There are more than 129 active volcanoes to watch in Indonesia, which is spread across 17,500 islands.
‘We kept looking back to see if a wave was coming’: resident
Hundreds of wooden and bamboo homes were washed away on the island of Pagai, with water flooding crops and roads up to 600 yards (meters) inland. In Muntei Baru, a village on Silabu island, 80 per cent of the houses were badly damaged.
Those and other islets hit were part of the Mentawai island chain, a popular and laid-back surfing spot 175 miles (280 kilometres) from Sumatra.
A group of Australians said they were hanging out on the back deck of their chartered surfing vessel, anchored in a bay, when the temblor hit just before 10 p.m. It generated a wave that caused them to smash into a neighbouring boat, and before they knew it, a fire was ripping through their cabin.
“We threw whatever we could that floated — surfboards, fenders — then we jumped into the water,” Rick Hallet told Australia’s Nine Network. “Fortunately, most of us had something to hold on to … and we just washed in the wetlands, and scrambled up the highest trees that we could possibly find and sat up there for an hour and a half.”

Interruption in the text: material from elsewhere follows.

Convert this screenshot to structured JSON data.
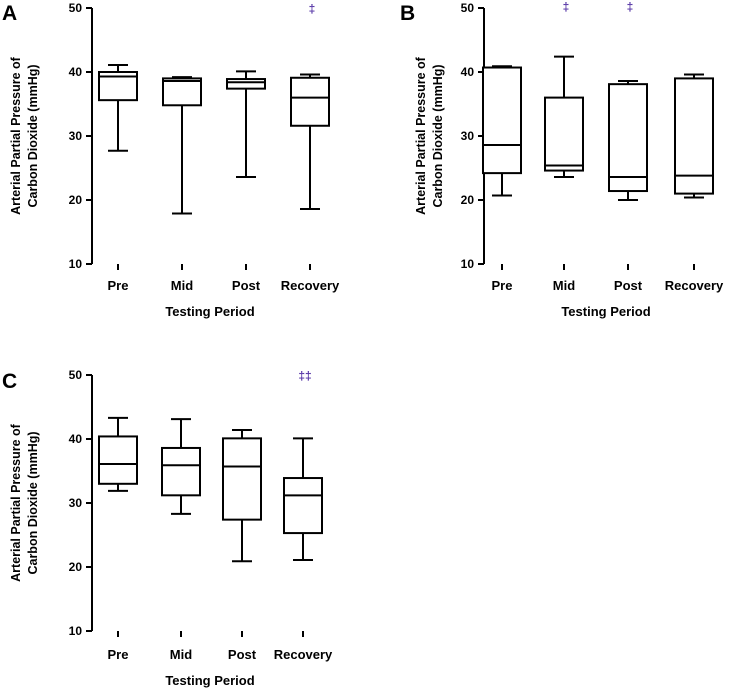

Ade Edward, a disaster management agency official, said crews from several ships were still unaccounted for in the Indian Ocean.
The quake also jolted towns along Sumatra’s western coast — including Padang, which last year was hit by a deadly 7.6-magnitude tremor that killed more than 700. Mosques blared tsunami warnings over their loudspeakers.
“Everyone was running out of their houses,” said Sofyan Alawi, adding that the roads leading to surrounding hills were quickly jammed with thousands of cars and motorcycles.
“We kept looking back to see if a wave was coming,” said 28-year-old resident Ade Syahputra.